調査対象国のうち、イタリアは62に低下。オランダは58.7と、1年ぶりの低水準となった。アイルランドは過去9カ月で最低の58.3となり、スペインは56.2で10カ月ぶりの低水準に落ち込んだ。半面、ギリシャは59、オーストリアは58.7にそれぞれ上昇した。
ユーロ圏経済をけん引するドイツは57.4。速報値から0.5ポイント下方修正され、昨年1月以降で最低となった11月からは横ばいだった。生産高は2カ月続けてわずかに拡大したが、新規受注の伸び幅は2020年7月以降で最低となった。雇用は5カ月ぶりに加速した。
フランスは55.6と、速報値から0.7ポイント上方修正されたものの、前月からは0.3ポイント低下。生産高はわずかに増加し、新規受注の伸びは4カ月ぶりの高水準だった。雇用は11カ月連続で増加している。
ユーロ圏製造業PMIのサブ指数を見ると、生産高は前月からほぼ変化がなかったが、新規受注の伸び幅は昨年1月以降で最も小さかった。仕入れ価格の上昇幅は引き続き高水準にあるものの、昨年4月以降では最も縮小。

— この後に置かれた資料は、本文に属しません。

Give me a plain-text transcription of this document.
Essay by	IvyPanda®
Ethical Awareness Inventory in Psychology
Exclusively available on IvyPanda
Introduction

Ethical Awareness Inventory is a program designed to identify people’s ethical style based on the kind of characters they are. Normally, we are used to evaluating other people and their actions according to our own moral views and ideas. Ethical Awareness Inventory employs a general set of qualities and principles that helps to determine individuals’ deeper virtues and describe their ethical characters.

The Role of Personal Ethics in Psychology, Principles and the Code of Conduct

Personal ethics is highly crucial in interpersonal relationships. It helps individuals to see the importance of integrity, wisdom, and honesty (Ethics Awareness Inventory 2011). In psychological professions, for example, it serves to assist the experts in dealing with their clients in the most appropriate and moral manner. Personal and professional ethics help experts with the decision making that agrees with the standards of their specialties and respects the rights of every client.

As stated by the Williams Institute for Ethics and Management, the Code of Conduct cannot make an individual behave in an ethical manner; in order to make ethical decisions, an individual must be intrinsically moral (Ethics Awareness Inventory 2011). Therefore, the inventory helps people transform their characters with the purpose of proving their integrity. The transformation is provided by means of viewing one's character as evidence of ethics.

出荷価格は4カ月ぶりの低水準となった。
IHSマークイットの上級エコノミスト、ジョー・ヘイズ氏は「2021年後半はユーロ圏の製造業にとって非常に厳しい時期となったが、今回の結果は(クリスマス・新年の)お祝いムードをあまり損なうものではなかった」とコメント。サプライチェーン(調達・供給網)危機が緩和し始めたという非常に喜ばしい兆候はあるものの、その恩恵はわずかなものだったと指摘している。また、インフレ率の緩和は歓迎すべきことだが、いまだ高水準にあると警鐘を鳴らした。